Q restricted rewrite system:
The TRS R consists of the following rules:

fst(0, Z) → nil
fst(s, cons(Y)) → cons(Y)
from(X) → cons(X)
add(0, X) → X
add(s, Y) → s
len(nil) → 0
len(cons(X)) → s

Q is empty.

The TRS is overlay and locally confluent.
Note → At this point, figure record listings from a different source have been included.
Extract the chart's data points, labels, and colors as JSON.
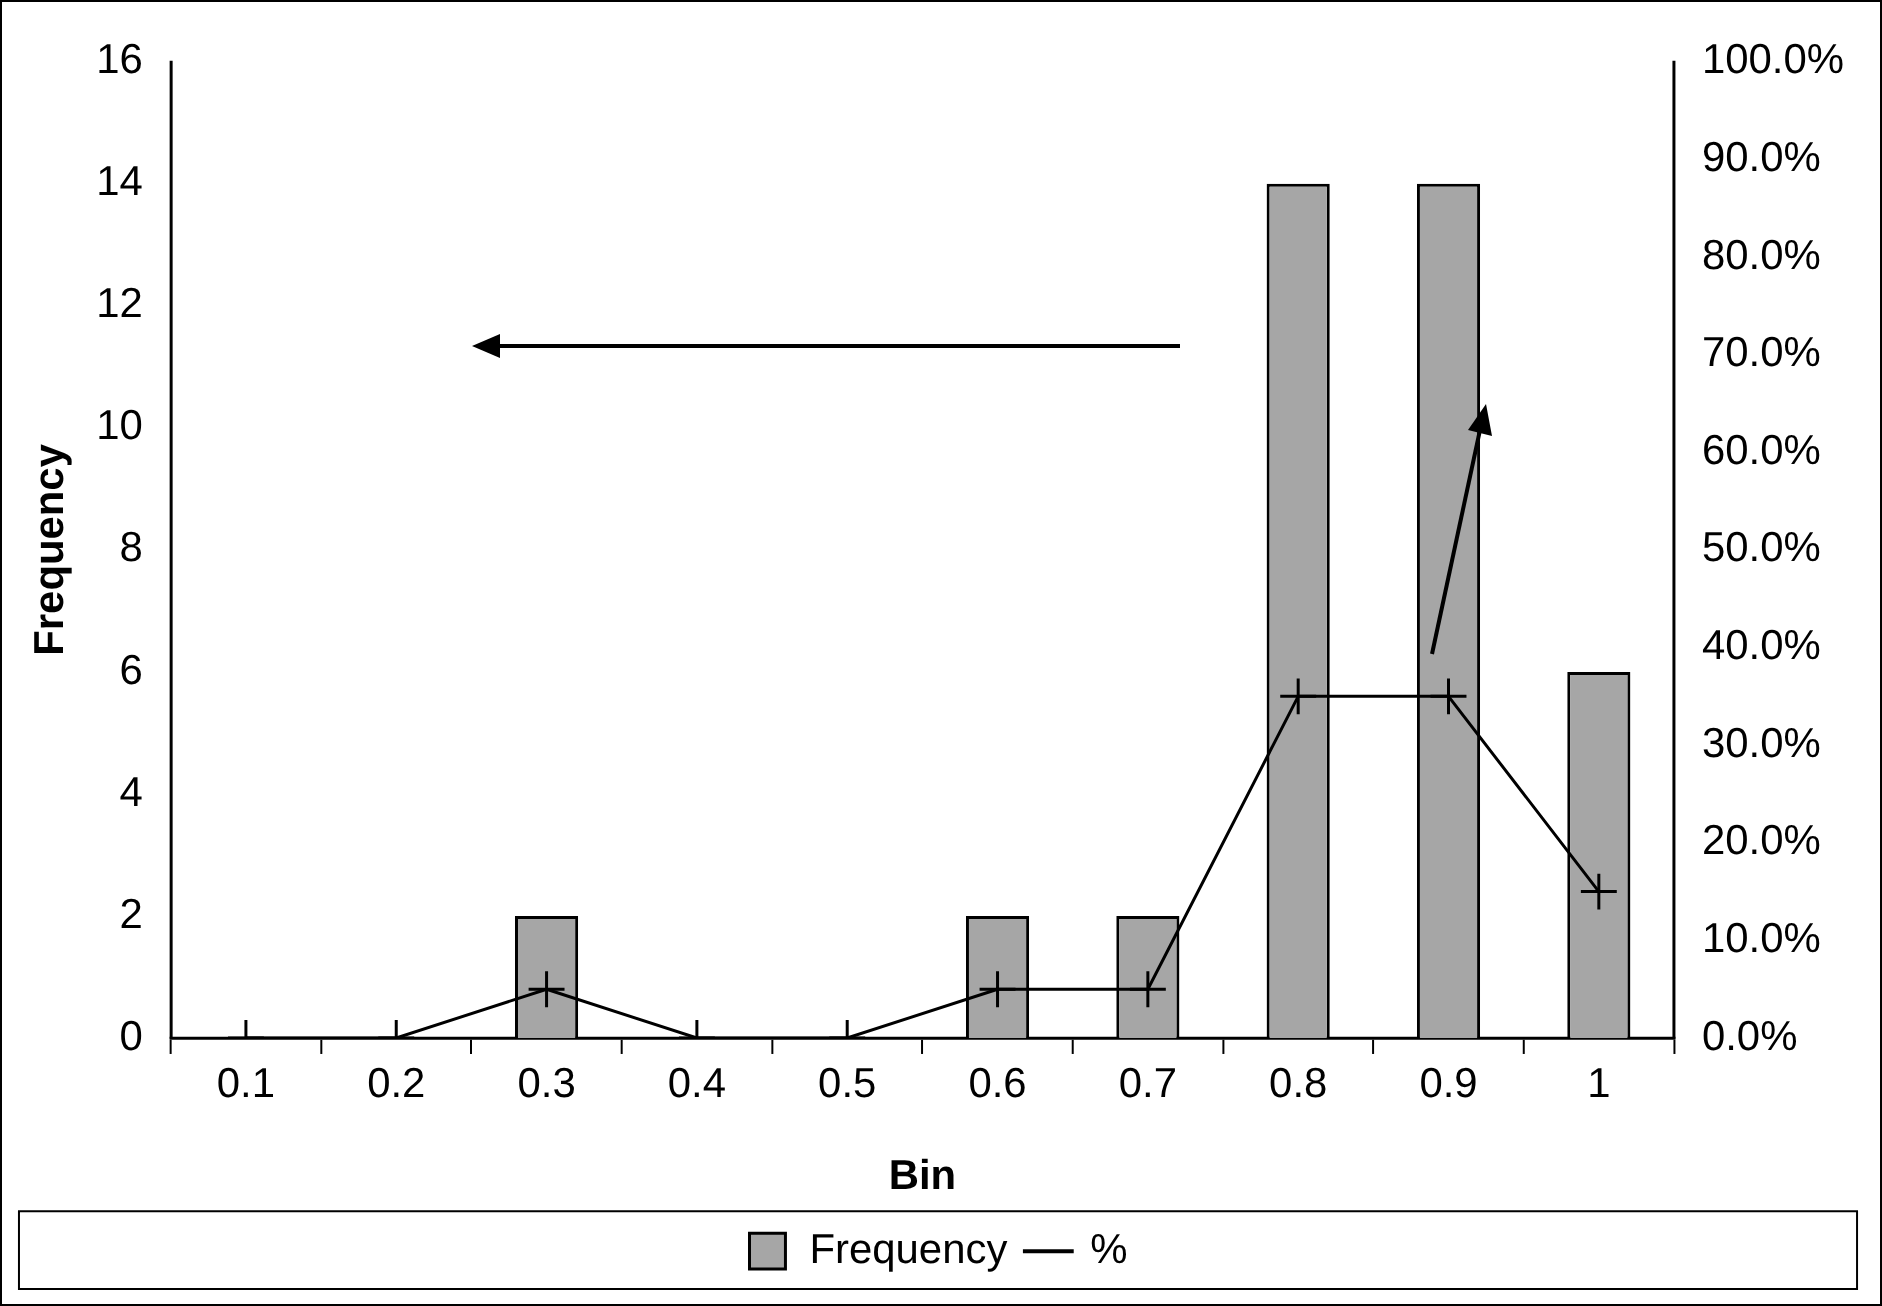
{
  "chart_data": {
    "type": "bar",
    "xlabel": "Bin",
    "ylabel": "Frequency",
    "categories": [
      "0.1",
      "0.2",
      "0.3",
      "0.4",
      "0.5",
      "0.6",
      "0.7",
      "0.8",
      "0.9",
      "1"
    ],
    "series": [
      {
        "name": "Frequency",
        "color": "#a6a6a6",
        "values": [
          0,
          0,
          2,
          0,
          0,
          2,
          2,
          14,
          14,
          6
        ]
      },
      {
        "name": "%",
        "type": "line",
        "axis": "y2",
        "color": "#000000",
        "marker": "cross",
        "values": [
          0,
          0,
          5,
          0,
          0,
          5,
          5,
          35,
          35,
          15
        ]
      }
    ],
    "ylim": [
      0,
      16
    ],
    "yticks": [
      0,
      2,
      4,
      6,
      8,
      10,
      12,
      14,
      16
    ],
    "y2lim": [
      0,
      100
    ],
    "y2ticks": [
      {
        "value": 0,
        "label": "0.0%"
      },
      {
        "value": 10,
        "label": "10.0%"
      },
      {
        "value": 20,
        "label": "20.0%"
      },
      {
        "value": 30,
        "label": "30.0%"
      },
      {
        "value": 40,
        "label": "40.0%"
      },
      {
        "value": 50,
        "label": "50.0%"
      },
      {
        "value": 60,
        "label": "60.0%"
      },
      {
        "value": 70,
        "label": "70.0%"
      },
      {
        "value": 80,
        "label": "80.0%"
      },
      {
        "value": 90,
        "label": "90.0%"
      },
      {
        "value": 100,
        "label": "100.0%"
      }
    ],
    "grid": false,
    "legend": "bottom"
  }
}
By [15] we can switch to innermost.

↳ QTRS
  ↳ Overlay + Local Confluence
QTRS
      ↳ DependencyPairsProof

Q restricted rewrite system:
The TRS R consists of the following rules:

fst(0, Z) → nil
fst(s, cons(Y)) → cons(Y)
from(X) → cons(X)
add(0, X) → X
add(s, Y) → s
len(nil) → 0
len(cons(X)) → s

The set Q consists of the following terms:

fst(0, x0)
fst(s, cons(x0))
from(x0)
add(0, x0)
add(s, x0)
len(nil)
len(cons(x0))


Using Dependency Pairs [1,13] we result in the following initial DP problem:
Q DP problem:
P is empty.
The TRS R consists of the following rules:

fst(0, Z) → nil
fst(s, cons(Y)) → cons(Y)
from(X) → cons(X)
add(0, X) → X
add(s, Y) → s
len(nil) → 0
len(cons(X)) → s

The set Q consists of the following terms:

fst(0, x0)
fst(s, cons(x0))
from(x0)
add(0, x0)
add(s, x0)
len(nil)
len(cons(x0))

We have to consider all minimal (P,Q,R)-chains.

↳ QTRS
  ↳ Overlay + Local Confluence
    ↳ QTRS
      ↳ DependencyPairsProof
QDP
          ↳ PisEmptyProof

Q DP problem:
P is empty.
The TRS R consists of the following rules:

fst(0, Z) → nil
fst(s, cons(Y)) → cons(Y)
from(X) → cons(X)
add(0, X) → X
add(s, Y) → s
len(nil) → 0
len(cons(X)) → s

The set Q consists of the following terms:

fst(0, x0)
fst(s, cons(x0))
from(x0)
add(0, x0)
add(s, x0)
len(nil)
len(cons(x0))

We have to consider all minimal (P,Q,R)-chains.
The TRS P is empty. Hence, there is no (P,Q,R) chain.